Autonomous Cooperating Web Crawlers

Files

glmclearn2002.pdf (459.31 KB)

Date

2002

Authors

McLearn, Greg

Publisher

University of Waterloo

Abstract

A web crawler provides an automated way to discover web events ? creation, deletion, or updates of web pages. Competition among web crawlers results in redundant crawling, wasted resources, and less-than-timely discovery of such events. This thesis presents a cooperative sharing crawler algorithm and sharing protocol. Without resorting to altruistic practices, competing (yet cooperative) web crawlers can mutually share discovered web events with one another to maintain a more accurate representation of the web than is currently achieved by traditional polling crawlers.
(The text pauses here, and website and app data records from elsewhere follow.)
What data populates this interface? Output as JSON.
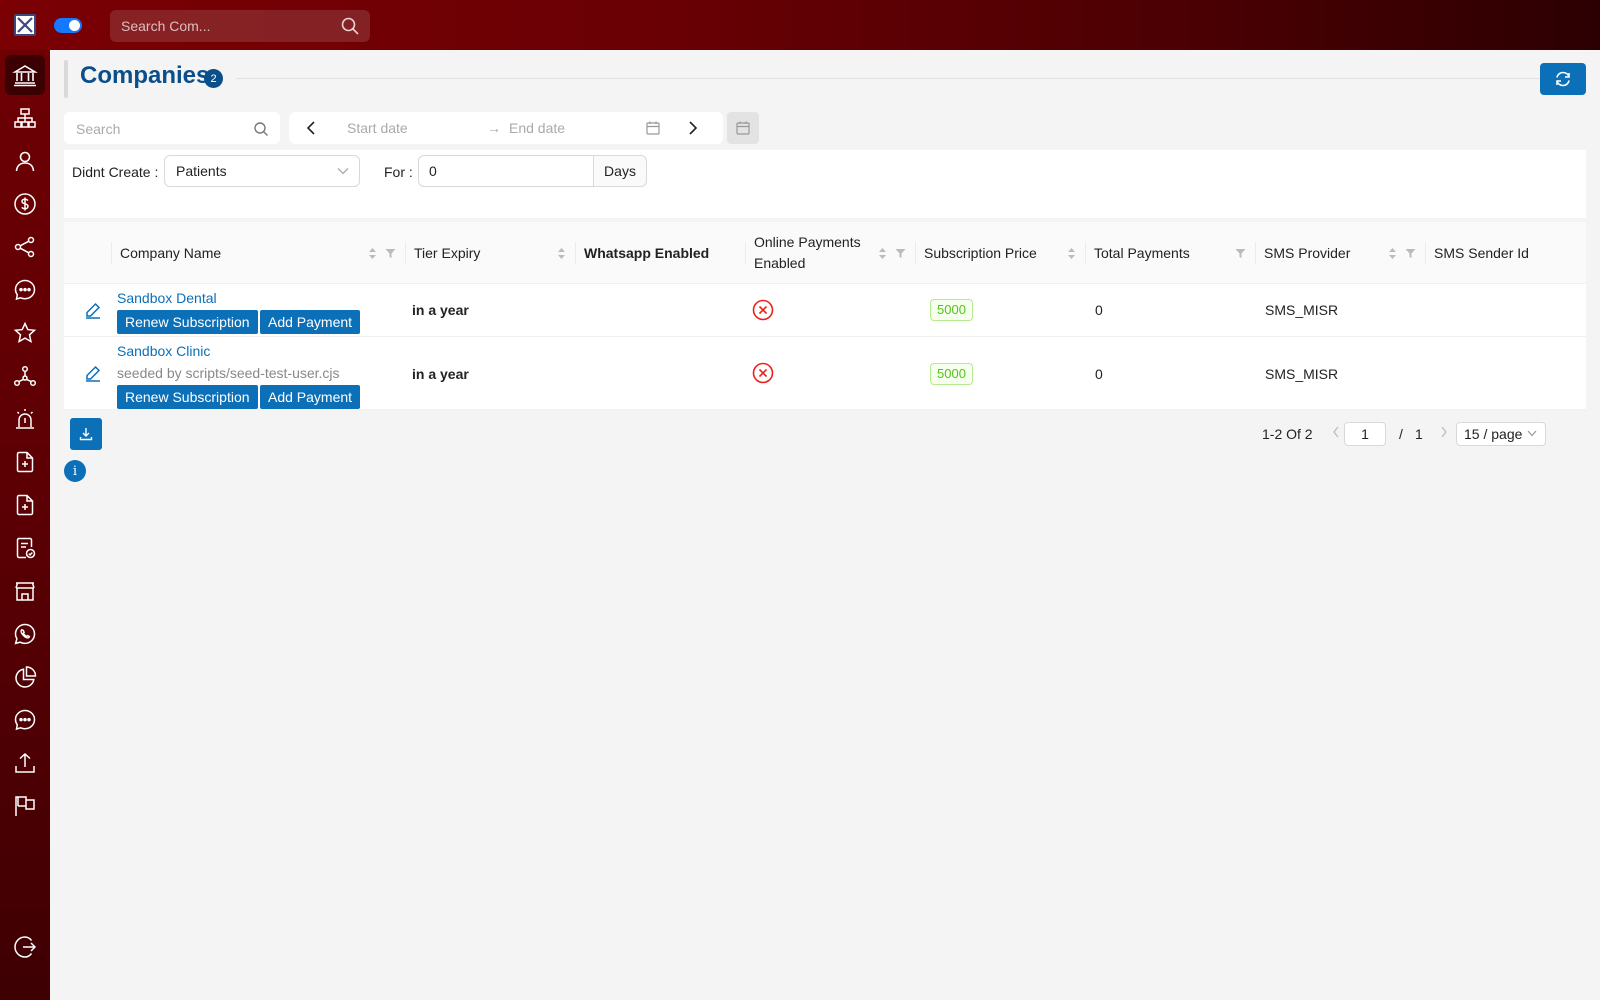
{
  "topbar": {
    "search_placeholder": "Search Com...",
    "toggle_on": true
  },
  "sidebar": {
    "items": [
      {
        "icon": "bank-icon",
        "active": true
      },
      {
        "icon": "org-chart-icon"
      },
      {
        "icon": "user-icon"
      },
      {
        "icon": "dollar-icon"
      },
      {
        "icon": "share-icon"
      },
      {
        "icon": "chat-icon"
      },
      {
        "icon": "star-icon"
      },
      {
        "icon": "network-icon"
      },
      {
        "icon": "alarm-icon"
      },
      {
        "icon": "document-add-icon"
      },
      {
        "icon": "document-edit-icon"
      },
      {
        "icon": "document-check-icon"
      },
      {
        "icon": "store-icon"
      },
      {
        "icon": "whatsapp-icon"
      },
      {
        "icon": "pie-chart-icon"
      },
      {
        "icon": "messages-icon"
      },
      {
        "icon": "upload-icon"
      },
      {
        "icon": "flag-icon"
      },
      {
        "icon": "logout-icon"
      }
    ]
  },
  "header": {
    "title": "Companies",
    "count": "2"
  },
  "filters": {
    "search_placeholder": "Search",
    "start_date_placeholder": "Start date",
    "end_date_placeholder": "End date",
    "arrow": "→",
    "didnt_create_label": "Didnt Create :",
    "didnt_create_value": "Patients",
    "for_label": "For :",
    "for_value": "0",
    "for_unit": "Days"
  },
  "table": {
    "columns": [
      {
        "label": "Company Name"
      },
      {
        "label": "Tier Expiry"
      },
      {
        "label": "Whatsapp Enabled"
      },
      {
        "label": "Online Payments Enabled"
      },
      {
        "label": "Subscription Price"
      },
      {
        "label": "Total Payments"
      },
      {
        "label": "SMS Provider"
      },
      {
        "label": "SMS Sender Id"
      }
    ],
    "rows": [
      {
        "name": "Sandbox Dental",
        "subtitle": "",
        "renew_label": "Renew Subscription",
        "add_payment_label": "Add Payment",
        "tier_expiry": "in a year",
        "online_payments_enabled": false,
        "subscription_price": "5000",
        "total_payments": "0",
        "sms_provider": "SMS_MISR"
      },
      {
        "name": "Sandbox Clinic",
        "subtitle": "seeded by scripts/seed-test-user.cjs",
        "renew_label": "Renew Subscription",
        "add_payment_label": "Add Payment",
        "tier_expiry": "in a year",
        "online_payments_enabled": false,
        "subscription_price": "5000",
        "total_payments": "0",
        "sms_provider": "SMS_MISR"
      }
    ]
  },
  "pagination": {
    "range": "1-2 Of 2",
    "current_page": "1",
    "slash": "/",
    "total_pages": "1",
    "page_size": "15 / page"
  },
  "colors": {
    "brand_primary": "#0b70b8",
    "title_color": "#0b4f8a",
    "topbar_start": "#7a0004",
    "error_red": "#e8231b",
    "price_green": "#52c41a"
  }
}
The choice to share or merge is entirely up to an individual crawler: sharing is the act of allowing a crawler M to access another crawler's web-event data (call this crawler S), and merging occurs when crawler M requests web-event data from crawler S. Crawlers can choose to share with competing crawlers if it can help reduce contention between peers for resources associated with the act of crawling. Crawlers can choose to merge from competing peers if it helps them to maintain a more accurate representation of the web at less cost than directly polling web pages. Crawlers can control how often they choose to merge through the use of a parameter ρ, which dictates the percentage of time spent either polling or merging with a peer. Depending on certain conditions, pathological behaviour can arise if polling or merging is the only form of data collection. Simulations of communities of simple cooperating web crawlers successfully show that a combination of polling and merging (0 < ρ < 1) can allow an individual member of the cooperating community a higher degree of accuracy in their representation of the web as compared to a traditional polling crawler. Furthermore, if web crawlers are allowed to evaluate their own performance, they can dynamically switch between periods of polling and merging to still perform better than traditional crawlers. The mutual performance gain increases as more crawlers are added to the community.